After the War Dialer ran all night, I would come in the next day and try dialing into the newly acquired modem numbers myself, to see what treasures lay on the other side of the line. Several systems had login prompts, and some of them identified themselves and provided useful help systems.

I remember getting excited when a local hospital provided a helpful staff directory, giving me a list of potential accounts to log into.

But I didn’t get very far. Breaking into other computers was never my primary hobby. Everything about computers was fascinating and I dabbled in a lot of things, but I mostly liked programming itself.
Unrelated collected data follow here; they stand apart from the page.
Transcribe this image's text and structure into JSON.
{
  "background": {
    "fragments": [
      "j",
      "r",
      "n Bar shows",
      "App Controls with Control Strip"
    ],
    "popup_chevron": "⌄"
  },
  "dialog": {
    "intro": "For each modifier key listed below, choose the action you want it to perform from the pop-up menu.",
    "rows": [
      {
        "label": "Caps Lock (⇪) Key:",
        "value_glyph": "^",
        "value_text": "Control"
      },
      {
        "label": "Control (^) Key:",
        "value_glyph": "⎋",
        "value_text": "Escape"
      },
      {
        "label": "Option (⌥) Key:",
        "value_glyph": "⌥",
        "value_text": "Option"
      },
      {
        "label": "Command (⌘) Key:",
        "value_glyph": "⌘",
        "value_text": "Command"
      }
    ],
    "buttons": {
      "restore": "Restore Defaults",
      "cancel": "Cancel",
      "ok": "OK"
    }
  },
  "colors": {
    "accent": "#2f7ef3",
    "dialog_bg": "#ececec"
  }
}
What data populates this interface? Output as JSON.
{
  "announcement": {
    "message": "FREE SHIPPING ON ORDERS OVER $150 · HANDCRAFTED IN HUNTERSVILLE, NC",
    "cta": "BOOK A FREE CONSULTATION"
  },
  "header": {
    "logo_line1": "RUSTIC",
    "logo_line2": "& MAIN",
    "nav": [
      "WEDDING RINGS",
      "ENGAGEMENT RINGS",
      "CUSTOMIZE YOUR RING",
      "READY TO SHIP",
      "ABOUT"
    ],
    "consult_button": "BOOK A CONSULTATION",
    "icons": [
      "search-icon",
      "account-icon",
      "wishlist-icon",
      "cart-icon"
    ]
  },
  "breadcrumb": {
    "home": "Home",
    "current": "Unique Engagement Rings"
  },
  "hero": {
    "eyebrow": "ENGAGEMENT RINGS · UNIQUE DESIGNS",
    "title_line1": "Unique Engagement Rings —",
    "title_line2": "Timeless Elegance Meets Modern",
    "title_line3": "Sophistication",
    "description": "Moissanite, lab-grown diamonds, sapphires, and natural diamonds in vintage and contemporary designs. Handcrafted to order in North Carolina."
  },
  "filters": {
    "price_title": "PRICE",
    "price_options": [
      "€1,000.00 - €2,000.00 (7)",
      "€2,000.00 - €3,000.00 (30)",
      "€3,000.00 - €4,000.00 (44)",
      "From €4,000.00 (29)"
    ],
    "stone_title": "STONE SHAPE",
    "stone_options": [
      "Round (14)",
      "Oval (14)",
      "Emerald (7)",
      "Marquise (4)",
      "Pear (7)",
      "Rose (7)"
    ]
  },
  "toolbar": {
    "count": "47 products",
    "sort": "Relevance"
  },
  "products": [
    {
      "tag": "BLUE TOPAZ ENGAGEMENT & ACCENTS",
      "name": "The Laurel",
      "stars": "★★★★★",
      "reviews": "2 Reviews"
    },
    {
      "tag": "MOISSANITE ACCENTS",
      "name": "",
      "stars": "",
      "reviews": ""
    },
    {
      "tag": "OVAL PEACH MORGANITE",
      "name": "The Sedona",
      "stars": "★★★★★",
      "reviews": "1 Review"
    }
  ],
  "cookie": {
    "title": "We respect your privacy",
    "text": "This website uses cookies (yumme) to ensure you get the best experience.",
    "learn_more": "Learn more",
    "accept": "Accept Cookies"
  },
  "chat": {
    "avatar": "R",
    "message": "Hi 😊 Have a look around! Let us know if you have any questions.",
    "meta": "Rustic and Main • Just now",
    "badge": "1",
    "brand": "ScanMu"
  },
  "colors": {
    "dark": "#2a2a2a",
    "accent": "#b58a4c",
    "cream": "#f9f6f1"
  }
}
One of the nice things about doing technical work in a place with few technical people, is that your screen was generally filled with unreadable gibberish, and it was not at all obvious what you were actually doing. As long as I was programming, it looked like I was working, even though I could be programming something completely unrelated to the job at hand, such as a war dialer.

It is perhaps worth mentioning, in case any future or current employers are reading this, that this was a very long time ago. I am now an elderly graybeard programmer and have matured ever-so-slightly.

I got my friend Kevin a job there, and we spent a lot of time dialing into the local BBSes in the 818, which were flourishing. We also ran our own BBS, The Phantom, for a time, during the evening hours, and would chat with the people who dialed in. We would arrive at the office at 8pm and hop BBSes til 6 or 7 in the morning, doing the occasional run to the local Carls for burgers and Monterey chicken sandwiches.

In Los Angeles the 818 and 213 BBSes were numerous and varied. I remember a lot of FidoNet and Wildcat systems. Our BBS, The Phantom, was a RBBS-PC systems which was programmed in BASIC. I remember attending a local RBBS user group and meeting other BBS operators. It was a community dominated by bored white guys who would have been into Ham Radio in another decade (not dissimilar to the Hurdy Gurdy players and Airplane enthusiasts I currently commune with, honestly).

We used our BBS to publish freeware that we wrote (often in CP/M WordStar), hoping to seed it to other BBSes. Most of my offerings were arts-related and probably never had an audience of more than ten people. I remember writing a BASIC program called “FakeBach” that emitted pleasant(?) computer-generated melodies until you hit Control-C, and a simple ecosystem simulation of sheep and daisies in a meadow (very much influenced by A.K. Dewdney’s Wa-Tor column in Scientific American).

Kevin, more technically polished than I, experimented with Small C, one of the first free C language implementations available to us (I didn’t learn C until a few years later — it rapidly outpaced BASIC and became the dominant PC language by the late 80s). Kevin also made his own Forth clone which he called “OrthFay”, a naming idea I later stole for my language “iptScray”.

We copied and hosted freeware from other BBSes that we liked, and we chatted (typed) with the occasional caller, if we happened to be around.

A few nascent BBBes were exploring new ways of selling things in the mid 80s. There was an online shopping mall in Covina called The Citadel (1984-1992), which was a bit like a text adventure set in a deserted Glendale Galleria.

These dialup systems were limited by the number of incoming phone lines they could handle, which was generally less than 10, so the Citadel was never going to rival Amazon.

One of my favorite late night haunts was an oddball 213 BBS called PatVac, run by an apparent eccentric named Harris Boldt Edelman, who was a kind of software satirist. I remember his parody version of WordStar, called WordTard, which had a bunch of oddball menu options, and would inject random characters into your documents. I just looked up Harris and found his occupation is (or was) listed as “Atavistic Desuetism”.

The Phantom only survived a year (1985). The BBS heyday lasted just a few years, eventually BBSes were subsumed by the various online services that were cropping up, soon to be followed by the consumer Internet. While BBSes continued well into the 90s, I had stopped using them by 1989 or so. By the mid-90s, a war dialer was much more likely to encounter fax machines than dial-up systems.